Priority algorithm for near-data scheduling: Throughput and heavy-traffic optimality

Published: 2015, Last Modified: 16 May 2025INFOCOM 2015EveryoneRevisionsBibTeXCC BY-SA 4.0
Abstract: The prevalence of data-parallel applications has made near-data scheduling an important problem. An example is the map task scheduling in the map-reduce framework. Wang et. al. [13] was the first to identify its capacity region and proposed a throughput-optimal algorithm based on MaxWeight. However, the study of the algorithm's delay performance revealed that it is only heavy-traffic optimal for a very special traffic scenario, where all traffic concentrates on a subset of servers. We propose a simple “local-tasks first” priority algorithm and show that it is throughput-optimal and heavy-traffic optimal for all traffic scenarios, i.e., it asymptotically minimizes the average delay as the arrival rate vector approaches the boundary of the capacity region. So far, it is the only known heavy-traffic optimal algorithm for this setting.
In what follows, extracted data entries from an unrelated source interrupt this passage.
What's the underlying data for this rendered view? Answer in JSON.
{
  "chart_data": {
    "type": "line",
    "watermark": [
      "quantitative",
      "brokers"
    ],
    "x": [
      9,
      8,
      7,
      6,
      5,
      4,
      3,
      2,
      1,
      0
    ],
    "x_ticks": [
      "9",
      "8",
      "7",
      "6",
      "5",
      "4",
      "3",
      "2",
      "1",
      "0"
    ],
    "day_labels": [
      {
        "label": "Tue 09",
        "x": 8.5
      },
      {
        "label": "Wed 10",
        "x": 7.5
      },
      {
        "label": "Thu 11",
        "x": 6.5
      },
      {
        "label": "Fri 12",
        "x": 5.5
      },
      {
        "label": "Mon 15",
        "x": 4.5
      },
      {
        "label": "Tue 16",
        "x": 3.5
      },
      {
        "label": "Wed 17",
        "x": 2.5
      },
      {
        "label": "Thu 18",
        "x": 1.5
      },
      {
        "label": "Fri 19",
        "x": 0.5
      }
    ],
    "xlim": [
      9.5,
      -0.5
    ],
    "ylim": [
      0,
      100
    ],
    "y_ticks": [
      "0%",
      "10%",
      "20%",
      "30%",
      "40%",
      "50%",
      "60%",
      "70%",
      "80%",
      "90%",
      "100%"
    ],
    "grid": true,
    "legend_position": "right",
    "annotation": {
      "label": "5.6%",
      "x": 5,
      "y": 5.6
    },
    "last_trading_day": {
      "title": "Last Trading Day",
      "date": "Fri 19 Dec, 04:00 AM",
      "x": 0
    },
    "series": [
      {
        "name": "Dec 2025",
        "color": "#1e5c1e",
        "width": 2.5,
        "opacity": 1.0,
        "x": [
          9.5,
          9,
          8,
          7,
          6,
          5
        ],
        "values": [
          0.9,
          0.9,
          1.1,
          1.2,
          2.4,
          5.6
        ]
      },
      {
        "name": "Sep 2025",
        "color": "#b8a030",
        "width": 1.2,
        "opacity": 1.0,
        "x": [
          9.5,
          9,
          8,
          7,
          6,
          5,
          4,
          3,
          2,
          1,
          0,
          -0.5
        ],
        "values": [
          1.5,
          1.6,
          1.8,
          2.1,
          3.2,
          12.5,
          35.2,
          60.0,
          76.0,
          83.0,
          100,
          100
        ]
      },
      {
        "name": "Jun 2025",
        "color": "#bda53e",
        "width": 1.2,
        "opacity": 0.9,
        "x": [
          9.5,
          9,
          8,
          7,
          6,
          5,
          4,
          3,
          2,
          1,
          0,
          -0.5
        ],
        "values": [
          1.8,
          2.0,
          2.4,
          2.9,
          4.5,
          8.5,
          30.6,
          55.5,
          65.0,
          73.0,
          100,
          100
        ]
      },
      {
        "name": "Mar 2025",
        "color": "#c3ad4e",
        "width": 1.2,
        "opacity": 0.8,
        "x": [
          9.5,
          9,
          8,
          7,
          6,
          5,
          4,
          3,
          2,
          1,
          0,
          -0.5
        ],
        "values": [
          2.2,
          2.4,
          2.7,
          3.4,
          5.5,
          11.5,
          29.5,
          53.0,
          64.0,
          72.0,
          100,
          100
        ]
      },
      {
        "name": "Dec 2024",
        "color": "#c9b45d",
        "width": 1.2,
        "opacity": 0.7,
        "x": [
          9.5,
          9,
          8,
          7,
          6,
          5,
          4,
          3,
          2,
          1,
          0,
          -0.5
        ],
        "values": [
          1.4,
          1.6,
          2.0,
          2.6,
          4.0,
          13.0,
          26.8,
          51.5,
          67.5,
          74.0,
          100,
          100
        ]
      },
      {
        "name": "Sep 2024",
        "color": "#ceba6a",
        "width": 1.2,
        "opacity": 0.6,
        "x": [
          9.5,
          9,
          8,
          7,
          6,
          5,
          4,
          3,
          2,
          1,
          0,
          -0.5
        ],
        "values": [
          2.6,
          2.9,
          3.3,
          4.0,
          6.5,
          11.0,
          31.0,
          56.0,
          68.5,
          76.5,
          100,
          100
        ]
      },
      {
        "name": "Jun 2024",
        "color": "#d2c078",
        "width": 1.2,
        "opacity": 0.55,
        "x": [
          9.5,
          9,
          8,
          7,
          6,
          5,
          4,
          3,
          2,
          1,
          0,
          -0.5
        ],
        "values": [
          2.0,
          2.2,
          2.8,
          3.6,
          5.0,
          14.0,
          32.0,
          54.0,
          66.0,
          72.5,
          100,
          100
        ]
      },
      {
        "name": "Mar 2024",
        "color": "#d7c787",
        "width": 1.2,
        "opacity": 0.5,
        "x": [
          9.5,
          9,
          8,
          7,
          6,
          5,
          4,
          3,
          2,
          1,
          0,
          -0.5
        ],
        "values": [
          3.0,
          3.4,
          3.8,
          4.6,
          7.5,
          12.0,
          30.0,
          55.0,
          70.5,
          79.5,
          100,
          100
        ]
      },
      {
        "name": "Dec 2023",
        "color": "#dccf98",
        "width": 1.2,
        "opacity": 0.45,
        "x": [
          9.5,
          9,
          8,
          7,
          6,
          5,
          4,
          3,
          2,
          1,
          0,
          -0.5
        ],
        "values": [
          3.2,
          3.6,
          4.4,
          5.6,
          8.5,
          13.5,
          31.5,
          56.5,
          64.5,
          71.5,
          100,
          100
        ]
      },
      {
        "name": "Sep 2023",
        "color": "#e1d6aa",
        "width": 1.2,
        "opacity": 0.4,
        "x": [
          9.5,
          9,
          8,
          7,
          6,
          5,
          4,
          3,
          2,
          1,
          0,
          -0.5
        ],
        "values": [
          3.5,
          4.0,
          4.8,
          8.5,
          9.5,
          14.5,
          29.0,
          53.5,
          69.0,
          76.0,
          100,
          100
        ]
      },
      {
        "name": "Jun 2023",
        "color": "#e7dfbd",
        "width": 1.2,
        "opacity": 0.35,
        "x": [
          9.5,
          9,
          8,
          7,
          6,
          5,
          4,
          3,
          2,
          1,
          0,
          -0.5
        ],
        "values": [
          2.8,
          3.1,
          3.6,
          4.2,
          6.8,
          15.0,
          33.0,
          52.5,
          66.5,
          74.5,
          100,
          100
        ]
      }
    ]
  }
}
As the algorithm is based on pre-determined priority, a direct application of the Lyapunov drift technique does not work. The main proof ideas are the construction of an ideal load decomposition and the separate treatment of two subsystems based on their ideal load. To the best of our knowledge, this is the only setup of affinity scheduling where a simple priority algorithm is shown to be heavy-traffic optimal. Simulation shows that our algorithm also significantly outperforms existing algorithms at loads away from the boundary of the capacity region.